Home

Awesome

HTML Massage Build Status Gem Version

Supported Ruby versions

Ruby 2.1 and above.

Summary

Massaging from the command line

html_massage html https://en.wikipedia.org/wiki/Technological_singularity > singularity.html
html_massage text https://en.wikipedia.org/wiki/Technological_singularity > singularity.txt
html_massage markdown https://en.wikipedia.org/wiki/Technological_singularity > singularity.md

These files will look something like:

==> singularity.html <==
<h1 id="firstHeading" class="firstHeading"><span dir="auto">Technological singularity</span></h1>

<p>The <b>technological singularity</b> is the theoretical emergence of greater-than-human <a href="/wiki/Superintelligence" title="Superintelligence">superintelligence</a> through technological means.<sup id="cite_ref-1" class="reference"><a href="#cite_note-1"><span>[</span>1<span>]</span></a></sup> Since the capabilities of such intelligence would be difficult for an unaided human mind to comprehend, the occurrence of a technological singularity is seen as an intellectual <a href="/wiki/Event_horizon" title="Event horizon">event horizon</a>, beyond which events cannot be predicted or understood.</p>
...

==> singularity.md <==
# Technological singularity

The **technological singularity** is the theoretical emergence of greater-than-human [superintelligence](https://en.wikipedia.org/wiki/Superintelligence "Superintelligence") through technological means. [1] Since the capabilities of such intelligence would be difficult for an unaided human mind to comprehend, the occurrence of a technological singularity is seen as an intellectual [event horizon](https://en.wikipedia.org/wiki/Event_horizon "Event horizon") , beyond which events cannot be predicted or understood.
...

==> singularity.txt <==
Technological singularity

The technological singularity is the theoretical emergence of greater-than-human superintelligence through technological means.[1] Since the capabilities of such intelligence would be difficult for an unaided human mind to comprehend, the occurrence of a technological singularity is seen as an intellectual event horizon, beyond which events cannot be predicted or understood.
...

Massaging from Ruby

Full Massage

require 'html_massage'

html = %{
  <html>
    <head>
      <script type="text/javascript">document.write('I am a bad script');</script>
    </head>
    <body>
      <div id="header">My Site</div>
      <div>This is some <i>great</i> content!</div>
    </body>
  </html>
}

HtmlMassage.html( html )
# => "<div>This is some <i>great</i> content!</div>"

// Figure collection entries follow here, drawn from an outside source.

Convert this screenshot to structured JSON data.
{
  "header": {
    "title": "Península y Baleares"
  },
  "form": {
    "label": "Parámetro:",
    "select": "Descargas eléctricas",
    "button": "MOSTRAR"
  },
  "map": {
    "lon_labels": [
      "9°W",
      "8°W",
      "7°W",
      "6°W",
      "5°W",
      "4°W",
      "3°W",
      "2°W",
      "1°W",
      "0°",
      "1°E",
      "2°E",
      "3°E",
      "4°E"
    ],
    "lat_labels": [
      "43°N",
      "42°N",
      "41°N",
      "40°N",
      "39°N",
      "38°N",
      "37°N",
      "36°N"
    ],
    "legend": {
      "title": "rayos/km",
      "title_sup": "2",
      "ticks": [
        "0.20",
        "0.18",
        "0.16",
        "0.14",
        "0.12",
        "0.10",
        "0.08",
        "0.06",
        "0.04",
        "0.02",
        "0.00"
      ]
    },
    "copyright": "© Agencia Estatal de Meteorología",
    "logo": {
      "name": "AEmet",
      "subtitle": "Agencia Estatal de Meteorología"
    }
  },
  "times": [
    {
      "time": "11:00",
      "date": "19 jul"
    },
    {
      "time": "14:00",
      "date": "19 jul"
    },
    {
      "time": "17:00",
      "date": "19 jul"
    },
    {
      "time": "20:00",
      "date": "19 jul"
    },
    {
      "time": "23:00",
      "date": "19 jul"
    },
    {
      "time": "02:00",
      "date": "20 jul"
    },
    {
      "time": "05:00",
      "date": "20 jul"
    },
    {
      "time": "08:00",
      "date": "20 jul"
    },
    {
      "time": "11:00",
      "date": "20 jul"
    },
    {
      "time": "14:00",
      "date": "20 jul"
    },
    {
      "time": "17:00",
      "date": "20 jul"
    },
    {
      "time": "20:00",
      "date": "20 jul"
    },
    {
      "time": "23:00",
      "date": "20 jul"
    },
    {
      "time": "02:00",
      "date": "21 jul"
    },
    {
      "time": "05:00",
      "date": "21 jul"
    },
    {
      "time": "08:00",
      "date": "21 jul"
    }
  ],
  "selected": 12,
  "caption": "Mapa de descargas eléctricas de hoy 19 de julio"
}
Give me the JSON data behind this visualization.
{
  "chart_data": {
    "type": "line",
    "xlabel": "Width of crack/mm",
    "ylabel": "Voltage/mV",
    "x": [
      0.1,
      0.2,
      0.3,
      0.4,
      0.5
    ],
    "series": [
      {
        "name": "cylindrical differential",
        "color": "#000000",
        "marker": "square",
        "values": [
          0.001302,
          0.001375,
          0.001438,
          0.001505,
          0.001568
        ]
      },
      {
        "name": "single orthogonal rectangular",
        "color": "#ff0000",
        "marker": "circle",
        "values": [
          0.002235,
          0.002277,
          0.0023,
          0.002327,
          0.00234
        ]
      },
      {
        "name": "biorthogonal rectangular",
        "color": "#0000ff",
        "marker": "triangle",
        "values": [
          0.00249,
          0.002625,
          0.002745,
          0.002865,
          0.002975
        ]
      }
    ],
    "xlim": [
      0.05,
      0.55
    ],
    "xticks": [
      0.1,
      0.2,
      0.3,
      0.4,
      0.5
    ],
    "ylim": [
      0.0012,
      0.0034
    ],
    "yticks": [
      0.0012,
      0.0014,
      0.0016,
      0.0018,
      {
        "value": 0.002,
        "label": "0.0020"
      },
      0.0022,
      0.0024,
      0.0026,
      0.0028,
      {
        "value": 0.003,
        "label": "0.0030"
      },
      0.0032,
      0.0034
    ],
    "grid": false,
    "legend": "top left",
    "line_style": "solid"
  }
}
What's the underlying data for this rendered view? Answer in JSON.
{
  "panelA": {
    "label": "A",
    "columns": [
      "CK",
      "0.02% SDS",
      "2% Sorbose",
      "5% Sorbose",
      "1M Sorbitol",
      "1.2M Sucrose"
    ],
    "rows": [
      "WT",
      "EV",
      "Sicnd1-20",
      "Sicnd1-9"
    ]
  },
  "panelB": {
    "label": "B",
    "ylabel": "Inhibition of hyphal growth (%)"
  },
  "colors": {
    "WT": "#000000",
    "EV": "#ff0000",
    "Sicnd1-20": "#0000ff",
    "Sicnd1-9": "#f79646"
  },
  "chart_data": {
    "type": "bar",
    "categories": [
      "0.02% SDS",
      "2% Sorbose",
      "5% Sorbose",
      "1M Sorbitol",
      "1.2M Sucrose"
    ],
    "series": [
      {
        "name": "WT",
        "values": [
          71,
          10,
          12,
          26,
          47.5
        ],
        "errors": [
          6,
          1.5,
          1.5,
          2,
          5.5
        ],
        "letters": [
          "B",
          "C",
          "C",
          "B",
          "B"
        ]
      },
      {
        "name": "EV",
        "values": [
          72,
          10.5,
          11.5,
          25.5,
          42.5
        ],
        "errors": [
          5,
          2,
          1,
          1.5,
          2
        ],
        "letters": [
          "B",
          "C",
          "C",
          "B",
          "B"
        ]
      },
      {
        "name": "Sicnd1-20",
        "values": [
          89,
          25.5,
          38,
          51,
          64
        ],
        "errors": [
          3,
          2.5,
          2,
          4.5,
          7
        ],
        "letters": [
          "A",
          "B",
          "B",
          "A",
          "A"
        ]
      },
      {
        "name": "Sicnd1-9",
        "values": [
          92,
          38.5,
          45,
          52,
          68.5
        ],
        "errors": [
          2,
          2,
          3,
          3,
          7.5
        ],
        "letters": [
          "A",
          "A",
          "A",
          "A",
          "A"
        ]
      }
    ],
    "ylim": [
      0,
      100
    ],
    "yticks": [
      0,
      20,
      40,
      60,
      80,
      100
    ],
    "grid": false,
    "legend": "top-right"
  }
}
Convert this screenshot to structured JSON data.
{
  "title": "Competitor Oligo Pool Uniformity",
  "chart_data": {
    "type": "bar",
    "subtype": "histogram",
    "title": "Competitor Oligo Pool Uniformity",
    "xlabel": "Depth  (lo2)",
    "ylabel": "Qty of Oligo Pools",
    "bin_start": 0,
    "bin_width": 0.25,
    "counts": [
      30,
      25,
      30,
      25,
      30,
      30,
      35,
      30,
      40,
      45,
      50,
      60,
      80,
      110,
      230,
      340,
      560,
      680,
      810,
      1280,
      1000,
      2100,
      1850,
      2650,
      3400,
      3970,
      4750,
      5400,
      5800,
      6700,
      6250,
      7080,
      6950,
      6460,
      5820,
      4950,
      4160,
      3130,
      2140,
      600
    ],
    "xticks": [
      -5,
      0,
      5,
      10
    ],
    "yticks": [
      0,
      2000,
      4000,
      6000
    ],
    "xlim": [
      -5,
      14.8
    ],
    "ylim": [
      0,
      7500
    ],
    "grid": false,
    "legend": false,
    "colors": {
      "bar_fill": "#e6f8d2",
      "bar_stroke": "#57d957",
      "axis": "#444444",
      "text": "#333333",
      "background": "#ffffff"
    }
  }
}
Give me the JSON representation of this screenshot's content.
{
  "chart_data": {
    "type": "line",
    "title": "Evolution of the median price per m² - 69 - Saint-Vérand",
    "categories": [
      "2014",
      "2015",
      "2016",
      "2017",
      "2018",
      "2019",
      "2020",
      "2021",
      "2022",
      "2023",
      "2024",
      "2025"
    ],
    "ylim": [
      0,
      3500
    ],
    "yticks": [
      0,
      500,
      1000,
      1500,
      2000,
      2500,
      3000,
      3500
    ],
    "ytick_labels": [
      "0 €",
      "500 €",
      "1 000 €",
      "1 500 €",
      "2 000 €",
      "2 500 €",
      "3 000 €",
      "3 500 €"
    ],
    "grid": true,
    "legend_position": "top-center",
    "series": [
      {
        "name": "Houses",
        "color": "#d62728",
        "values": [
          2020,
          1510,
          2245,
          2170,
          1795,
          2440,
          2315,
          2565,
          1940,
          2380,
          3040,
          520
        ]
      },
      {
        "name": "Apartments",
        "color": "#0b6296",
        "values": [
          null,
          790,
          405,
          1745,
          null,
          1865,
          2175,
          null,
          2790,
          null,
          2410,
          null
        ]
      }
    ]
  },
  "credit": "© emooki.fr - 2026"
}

HtmlMassage.markdown( html )
# => "This is some _great_ content!"

HtmlMassage.text( html )
# => "This is some great content!"

Custom includes and excludes

html = %{
  <html>
    <body>
      <div class="custom_navigation">some links to other pages...</div>
      <div>This is some <i>great</i> content!</div>
    </body>
  </html>
}

html_massage = HtmlMassage.new( html )
html_massage.exclude!( [ '.custom_navigation' ] )
html_massage.include!( [ 'body' ] )
html_massage.to_html
# => <div>This is some <i>great</i> content!</div>

Sanitize HTML

html = %{
  <html>
    <head>
      <script type="text/javascript">document.write('I am a bad script');</script>
    </head>
    <body>
      <div>This is some <i>great</i> content!</div>
    </body>
  </html>
}

html_massage = HtmlMassage.new( html )
html_massage.sanitize!(  :elements => ['div'] )
html_massage.to_html
# => <div>This is some <i>great</i> content!</div>

Make Links Absolute

html = %{
  <a href ="/foo/bar.html">Click this link</a>
}

html_massage = HtmlMassage.new( html )
html_massage.absolutify_links!( 'http://example.com/joe/page1.html' )
html_massage.to_html
# => <a href ="http://example.com/foo/bar.html">Click this link</a>